En France, le Défenseur des droits Dominique Baudis a décidé d'enquêter sur les pratiques de recrutement de la marque américaine Abercrombie & Fitch, afin de vérifier qu'elles ne sont pas discriminatoires, a-t-on appris mercredi auprès de ses services, confirmant une information du journal Le Monde.

Le Défenseur a décidé le 15 juillet de s'autosaisir pour enquêter sur la griffe de vêtements prisée par les adolescents, suite à différents articles de presse et des propos du patron américain du groupe évoquant une politique de recrutement «assez bizarre», a dit à l'AFP Slimane Laoufi, responsable des discriminations dans les entreprises privées.

Dans sa décision, le Défenseur déclare que la société semble «fonder ses pratiques de recrutement sur des critères discriminatoires et notamment l'apparence physique».

Sur ses sites internet, Abercrombie, comme sa sous-marque Hollister, ne parle en effet pas de postes de vendeurs, mais de «mannequins». Dans ses magasins et notamment son vaisseau amiral ouvert en 2011 sur les Champs-Élysées, ils déambulent parfois torse nu, dans une ambiance qui rappelle celle des boîtes de nuit avec des couleurs sombres, une musique forte et un parfum maison.

Or le Défenseur relève que les mannequins recrutés par la marque semblent être «en réalité à la fois des mannequins et vendeurs».

Mais, explique-t-il, «si des exigences professionnelles essentielles et déterminantes pouvaient légitimer la prise en compte de l'apparence physique dans le cadre de recrutement de mannequins, il en est autrement pour des postes de vendeurs».

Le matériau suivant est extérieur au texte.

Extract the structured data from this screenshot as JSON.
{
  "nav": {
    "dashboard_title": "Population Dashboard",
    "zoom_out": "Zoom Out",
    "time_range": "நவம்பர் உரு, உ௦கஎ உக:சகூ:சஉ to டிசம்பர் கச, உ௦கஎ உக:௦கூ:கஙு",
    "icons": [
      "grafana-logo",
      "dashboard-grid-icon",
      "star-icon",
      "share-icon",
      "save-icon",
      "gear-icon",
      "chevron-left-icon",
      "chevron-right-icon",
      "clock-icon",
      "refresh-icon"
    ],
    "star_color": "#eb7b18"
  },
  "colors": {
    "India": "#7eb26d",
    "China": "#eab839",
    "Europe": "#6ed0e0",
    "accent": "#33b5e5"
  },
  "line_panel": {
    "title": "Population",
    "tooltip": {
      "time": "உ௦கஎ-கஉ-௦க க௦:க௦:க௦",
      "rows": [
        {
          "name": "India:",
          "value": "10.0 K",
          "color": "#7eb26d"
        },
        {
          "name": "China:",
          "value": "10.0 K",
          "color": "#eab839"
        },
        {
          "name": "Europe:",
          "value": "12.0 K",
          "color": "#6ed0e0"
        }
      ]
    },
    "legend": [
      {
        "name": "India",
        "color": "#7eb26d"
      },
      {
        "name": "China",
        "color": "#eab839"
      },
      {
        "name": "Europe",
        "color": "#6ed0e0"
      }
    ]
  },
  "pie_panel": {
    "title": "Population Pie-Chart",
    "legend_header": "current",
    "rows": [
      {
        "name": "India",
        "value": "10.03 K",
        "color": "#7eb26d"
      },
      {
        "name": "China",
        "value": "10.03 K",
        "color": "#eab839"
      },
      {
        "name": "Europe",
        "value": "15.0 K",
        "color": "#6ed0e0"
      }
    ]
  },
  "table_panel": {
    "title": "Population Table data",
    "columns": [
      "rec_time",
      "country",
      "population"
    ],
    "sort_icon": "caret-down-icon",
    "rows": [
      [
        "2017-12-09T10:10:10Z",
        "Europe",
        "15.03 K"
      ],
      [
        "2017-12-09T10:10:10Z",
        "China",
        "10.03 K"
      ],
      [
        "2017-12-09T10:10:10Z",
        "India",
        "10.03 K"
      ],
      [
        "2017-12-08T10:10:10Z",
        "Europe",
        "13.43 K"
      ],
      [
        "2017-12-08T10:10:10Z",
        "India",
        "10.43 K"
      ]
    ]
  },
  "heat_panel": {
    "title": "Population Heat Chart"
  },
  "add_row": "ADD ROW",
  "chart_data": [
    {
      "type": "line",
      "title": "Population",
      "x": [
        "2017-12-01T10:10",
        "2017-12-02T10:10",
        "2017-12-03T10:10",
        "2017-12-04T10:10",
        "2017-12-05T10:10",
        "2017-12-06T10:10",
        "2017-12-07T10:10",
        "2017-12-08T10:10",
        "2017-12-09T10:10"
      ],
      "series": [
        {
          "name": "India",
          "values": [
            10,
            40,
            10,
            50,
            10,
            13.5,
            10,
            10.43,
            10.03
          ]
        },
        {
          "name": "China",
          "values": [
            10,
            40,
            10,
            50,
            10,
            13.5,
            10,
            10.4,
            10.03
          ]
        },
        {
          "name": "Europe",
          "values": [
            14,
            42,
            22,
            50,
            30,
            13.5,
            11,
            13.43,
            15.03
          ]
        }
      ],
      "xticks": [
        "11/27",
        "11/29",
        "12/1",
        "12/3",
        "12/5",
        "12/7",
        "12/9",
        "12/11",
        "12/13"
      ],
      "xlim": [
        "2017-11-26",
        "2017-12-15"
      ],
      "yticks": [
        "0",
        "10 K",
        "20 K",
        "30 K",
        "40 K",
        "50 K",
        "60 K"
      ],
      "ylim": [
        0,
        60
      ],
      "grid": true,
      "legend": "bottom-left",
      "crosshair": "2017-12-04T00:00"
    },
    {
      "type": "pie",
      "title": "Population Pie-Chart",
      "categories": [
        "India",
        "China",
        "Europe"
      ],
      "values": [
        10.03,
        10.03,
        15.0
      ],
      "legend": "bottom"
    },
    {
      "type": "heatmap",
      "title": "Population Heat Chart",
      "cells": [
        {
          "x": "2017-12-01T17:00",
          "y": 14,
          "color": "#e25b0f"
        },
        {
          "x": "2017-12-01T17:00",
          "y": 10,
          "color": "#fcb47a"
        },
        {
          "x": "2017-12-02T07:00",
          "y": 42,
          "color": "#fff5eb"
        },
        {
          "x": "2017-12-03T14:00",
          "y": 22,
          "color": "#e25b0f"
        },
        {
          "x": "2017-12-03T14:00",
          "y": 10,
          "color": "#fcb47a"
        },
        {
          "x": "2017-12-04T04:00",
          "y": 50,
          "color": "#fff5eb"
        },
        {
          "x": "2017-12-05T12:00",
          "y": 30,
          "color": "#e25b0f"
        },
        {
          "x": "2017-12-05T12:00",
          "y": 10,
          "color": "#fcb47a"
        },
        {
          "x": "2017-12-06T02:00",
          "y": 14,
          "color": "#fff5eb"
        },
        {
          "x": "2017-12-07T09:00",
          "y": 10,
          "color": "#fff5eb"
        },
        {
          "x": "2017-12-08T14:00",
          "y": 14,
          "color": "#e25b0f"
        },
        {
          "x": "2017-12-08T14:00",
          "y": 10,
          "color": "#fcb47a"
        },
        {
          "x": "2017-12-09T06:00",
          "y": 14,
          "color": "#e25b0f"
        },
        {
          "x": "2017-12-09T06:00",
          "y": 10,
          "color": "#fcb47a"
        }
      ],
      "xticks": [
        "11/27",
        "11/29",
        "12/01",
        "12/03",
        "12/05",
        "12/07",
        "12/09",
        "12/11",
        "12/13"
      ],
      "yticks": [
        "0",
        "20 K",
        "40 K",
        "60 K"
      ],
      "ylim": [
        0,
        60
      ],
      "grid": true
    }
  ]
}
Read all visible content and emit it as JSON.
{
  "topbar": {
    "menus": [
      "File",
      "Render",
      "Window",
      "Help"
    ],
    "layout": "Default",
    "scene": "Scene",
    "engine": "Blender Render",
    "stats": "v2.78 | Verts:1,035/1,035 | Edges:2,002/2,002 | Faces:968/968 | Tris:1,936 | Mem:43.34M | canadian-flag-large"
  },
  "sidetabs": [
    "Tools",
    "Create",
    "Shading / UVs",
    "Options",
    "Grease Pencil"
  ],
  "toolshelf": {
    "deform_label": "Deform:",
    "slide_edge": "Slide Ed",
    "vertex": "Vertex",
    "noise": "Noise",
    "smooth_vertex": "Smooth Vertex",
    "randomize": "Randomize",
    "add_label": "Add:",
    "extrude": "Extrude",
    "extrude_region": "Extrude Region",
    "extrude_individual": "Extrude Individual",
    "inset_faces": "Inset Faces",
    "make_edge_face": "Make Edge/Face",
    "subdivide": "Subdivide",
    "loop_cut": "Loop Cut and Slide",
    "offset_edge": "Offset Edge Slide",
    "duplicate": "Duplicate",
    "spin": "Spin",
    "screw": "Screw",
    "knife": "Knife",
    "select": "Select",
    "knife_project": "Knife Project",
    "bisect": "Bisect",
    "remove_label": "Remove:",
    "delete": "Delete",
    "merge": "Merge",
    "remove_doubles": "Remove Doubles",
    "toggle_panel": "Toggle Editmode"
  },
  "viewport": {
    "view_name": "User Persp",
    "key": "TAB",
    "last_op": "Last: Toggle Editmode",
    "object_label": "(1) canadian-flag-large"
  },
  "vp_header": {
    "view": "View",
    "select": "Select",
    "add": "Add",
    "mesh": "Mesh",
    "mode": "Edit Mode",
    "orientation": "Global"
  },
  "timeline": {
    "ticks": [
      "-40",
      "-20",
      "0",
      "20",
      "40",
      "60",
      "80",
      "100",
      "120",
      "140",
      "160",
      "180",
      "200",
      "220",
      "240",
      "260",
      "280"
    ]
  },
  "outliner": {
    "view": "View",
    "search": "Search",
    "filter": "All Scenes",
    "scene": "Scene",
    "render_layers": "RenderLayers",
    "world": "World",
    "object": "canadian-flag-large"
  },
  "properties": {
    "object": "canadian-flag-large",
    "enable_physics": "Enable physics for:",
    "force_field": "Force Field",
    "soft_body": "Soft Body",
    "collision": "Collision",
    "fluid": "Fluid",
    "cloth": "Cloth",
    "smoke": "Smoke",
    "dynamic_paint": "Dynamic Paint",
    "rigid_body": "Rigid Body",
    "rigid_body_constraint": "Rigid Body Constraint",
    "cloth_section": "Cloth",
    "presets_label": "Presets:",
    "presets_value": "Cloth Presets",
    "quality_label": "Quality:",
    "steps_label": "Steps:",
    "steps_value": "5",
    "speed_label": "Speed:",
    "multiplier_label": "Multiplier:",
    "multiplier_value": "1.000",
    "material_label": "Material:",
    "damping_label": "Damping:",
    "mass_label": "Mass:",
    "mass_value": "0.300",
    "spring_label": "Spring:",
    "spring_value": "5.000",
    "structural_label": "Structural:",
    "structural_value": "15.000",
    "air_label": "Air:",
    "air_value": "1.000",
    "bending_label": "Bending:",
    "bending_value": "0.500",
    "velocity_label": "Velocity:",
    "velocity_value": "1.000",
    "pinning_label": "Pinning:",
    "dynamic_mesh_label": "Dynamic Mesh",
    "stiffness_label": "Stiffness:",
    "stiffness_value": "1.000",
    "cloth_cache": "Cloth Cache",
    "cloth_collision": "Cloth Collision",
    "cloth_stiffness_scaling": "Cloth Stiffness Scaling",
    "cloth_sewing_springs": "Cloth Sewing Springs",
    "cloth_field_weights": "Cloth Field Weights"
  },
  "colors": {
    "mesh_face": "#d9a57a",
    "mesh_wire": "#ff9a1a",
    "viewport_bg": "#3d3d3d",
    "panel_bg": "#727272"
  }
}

Le Défenseur rappelle par ailleurs des propos du PDG de la société Mike Jeffries, remontant à 2006 dans lequel il revendiquait le fait de recruter «des gens beaux»  parce qu'ils attirent «d'autres gens beaux». «Nous ne voulons nous adresser à personne d'autre. Beaucoup de gens n'ont rien à faire dans nos vêtements», ajoutait-il.

Le Défenseur va lancer une instruction officielle et réclamer à l'enseigne, déjà contactée, d'expliquer ses pratiques de recrutement. Il espère pouvoir statuer avant la fin de l'année.

Le groupe, connu notamment pour ses cotons ouatés siglés, a déjà été poursuivi pour discrimination aux États-Unis et en Grande-Bretagne. Il y a une dizaine d'années, il avait notamment accepté de payer 50 millions de dollars à un collectif américain d'employés et de personnes issues de minorités ethniques qui affirmaient avoir été dissuadées par l'entreprise de poser leur candidature. En 2009, il avait été condamné à indemniser une vendeuse britannique ayant une prothèse à un bras, qui s'était vue interdire le contact avec les clients, car elle ne respectait pas le code vestimentaire.

En 2011, la chaîne avait aussi fait parler d'elle en proposant de payer un participant à une émission de télé-réalité américaine («Bienvenue à Jersey Shore») pour qu'il arrête de porter les vêtements de la marque, les pérégrinations, souvent alcoolisées, dudit personnage surnommé «The Situation», nuisant à son image, expliquait le groupe.